Isaiah 17

The Word Made Fresh

An oracle concerning Damascus:
1Look! Damascus will no longer be a city.
  It will be only a pile of ruins
2The villages of Aroer will be deserted,
  a place for flocks to lie down without fear.
3Fortifications will disappear from Ephraim
  and the kingdom of Damascus.
  What remains of Aram will be disgraced
like the people of Israel. The LORD Almighty has spoken.

4That is when the glory of Jacob will be dashed,
  and his body will waste away.
5It will be like reapers gathering the grain at harvest time;
  like gathering the grain in the Valley of Rephaim.
6Some gleanings will be left in it,
as when an olive tree is shaken
  and two or three berries are found in the top,
  or four or five fall out from the branches of a fruit tree.
  This is what the LORD God of Israel says.

7On that day the people will look to their maker; their eyes will look to the Holy One of Israel. 8They will have no regard for altars which are the work of their own hands, and they will not rely on what their own fingers have shaped – neither the totem poles dedicated to the goddess Asherah nor the altars for burning incense.

 9When that day comes their strongest cities will be like the deserted towns of the Hivites and Amorites which the Israelites caused them to leave deserted, and all will be desolate.

10You have forgotten the God who saved you.
  You don’t remember the Rock of your safety.
Therefore, though you plant the finest plants,
and try to nurture the growths gained from false gods;
11and though you tend them and make them grow when you plant them,
and even make them blossom on that morning,
the harvest will disappear on a day of terrible pain.
12Oh, the raging of many nations;
they roar like the thundering waves of the sea!
13The nations roar like oceans coming together,
  but God will reprimand them, and they will flee far away,
chased like dust in the wind, or dead leaves before the storm.
14And in the evening, look! Terror!
They are all gone before morning.
Such will be the fate of those who ravage us.
Such will be the lot of those who rob us.

Commentary

1-2: Damascus, the primary city of Aram, is the enemy spoken of back in chapter 7. There, King Resin of Aram at Damascus had allied with King Pekah of Israel at Samaria and the two were a threat to King Ahaz of Judah at Jerusalem. So now, in the midst of pronouncements against the enemies of Jerusalem, Isaiah comes to Damascus (verse 1) and Ephraim (verse 3), often used as a poetic name for Israel — Ephraim was one of the twelve tribes of Israel, and the largest of the northern tribes.

4-6: Jacob is another poetic reference to the northern kingdom of Israel.
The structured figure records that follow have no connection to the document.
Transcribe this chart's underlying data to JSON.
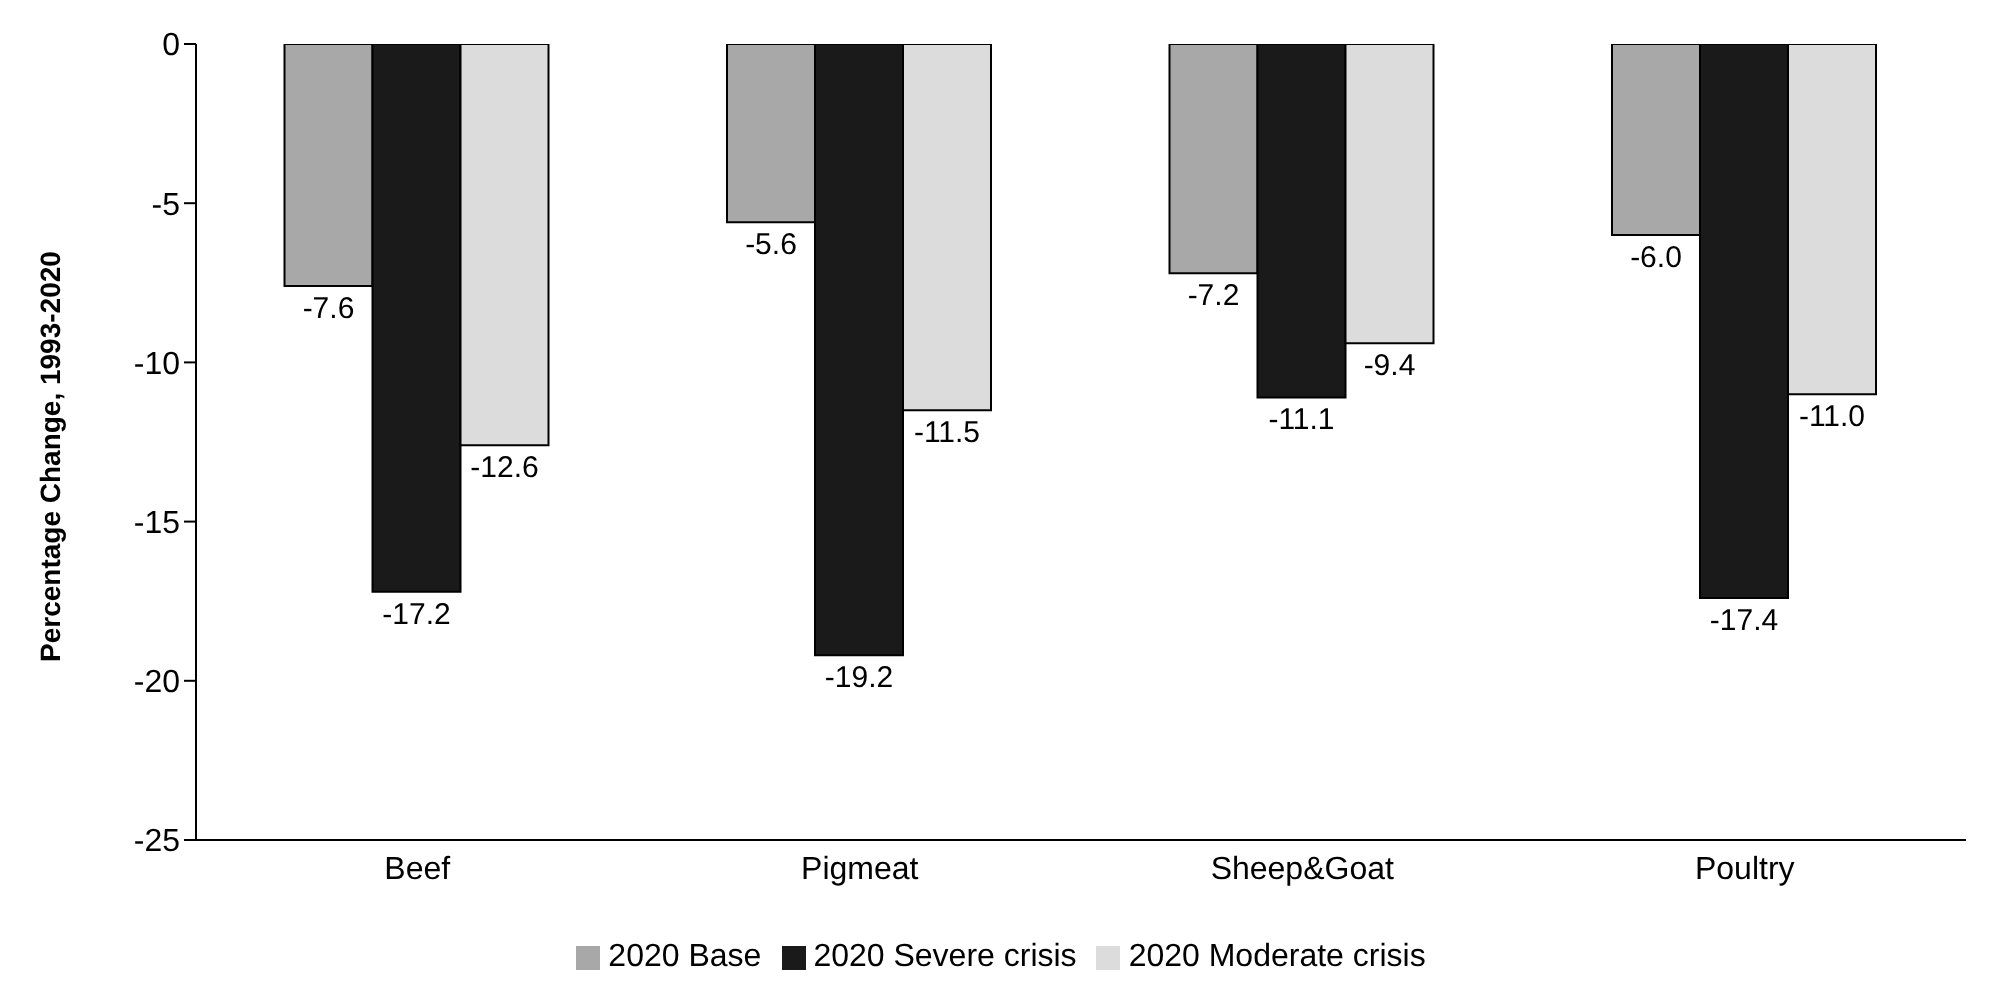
{
  "chart_data": {
    "type": "bar",
    "ylabel": "Percentage Change, 1993-2020",
    "categories": [
      "Beef",
      "Pigmeat",
      "Sheep&Goat",
      "Poultry"
    ],
    "series": [
      {
        "name": "2020 Base",
        "color": "#a8a8a8",
        "values": [
          -7.6,
          -5.6,
          -7.2,
          -6.0
        ],
        "value_labels": [
          "-7.6",
          "-5.6",
          "-7.2",
          "-6.0"
        ]
      },
      {
        "name": "2020 Severe crisis",
        "color": "#1a1a1a",
        "values": [
          -17.2,
          -19.2,
          -11.1,
          -17.4
        ],
        "value_labels": [
          "-17.2",
          "-19.2",
          "-11.1",
          "-17.4"
        ]
      },
      {
        "name": "2020 Moderate crisis",
        "color": "#dcdcdc",
        "values": [
          -12.6,
          -11.5,
          -9.4,
          -11.0
        ],
        "value_labels": [
          "-12.6",
          "-11.5",
          "-9.4",
          "-11.0"
        ]
      }
    ],
    "ylim": [
      -25,
      0
    ],
    "yticks": [
      -25,
      -20,
      -15,
      -10,
      -5,
      0
    ],
    "legend": "bottom"
  }
}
The prophet imagines their land under invasion, stripped as ears of grain in the Valley of Rephaim – a fertile valley leading from Jerusalem down to the coastal plains.

7-9: When that destruction comes, says Isaiah, the people will finally turn to God (“the Holy One of Israel”), and finally turn away from the idols they have been worshiping.

10-11: The charge that they “have forgotten the God who saved you” is the primary complaint the people of Jerusalem have had against the people of Samaria ever since Jeroboam set up places of worship in the north and encouraged the people not to go to Jerusalem to worship (see 1 Kings 13:33-34).

12-14: The prophet describes the ravaging of Samaria and the Israelite people in the northern kingdom. Note, however, that he gives a sign of hope that their suffering will not last forever.

Takeaway

When this prophesy was given centuries had passed since Samaria broke off from Judah, but Isaiah looks at that event as the catalyst that brought them all to the precipice they are now facing. Their destruction was the only event that could make it possible for them to be redeemed. Sometimes God punishes us so that we will be in a position to accept the forgiveness God has to offer.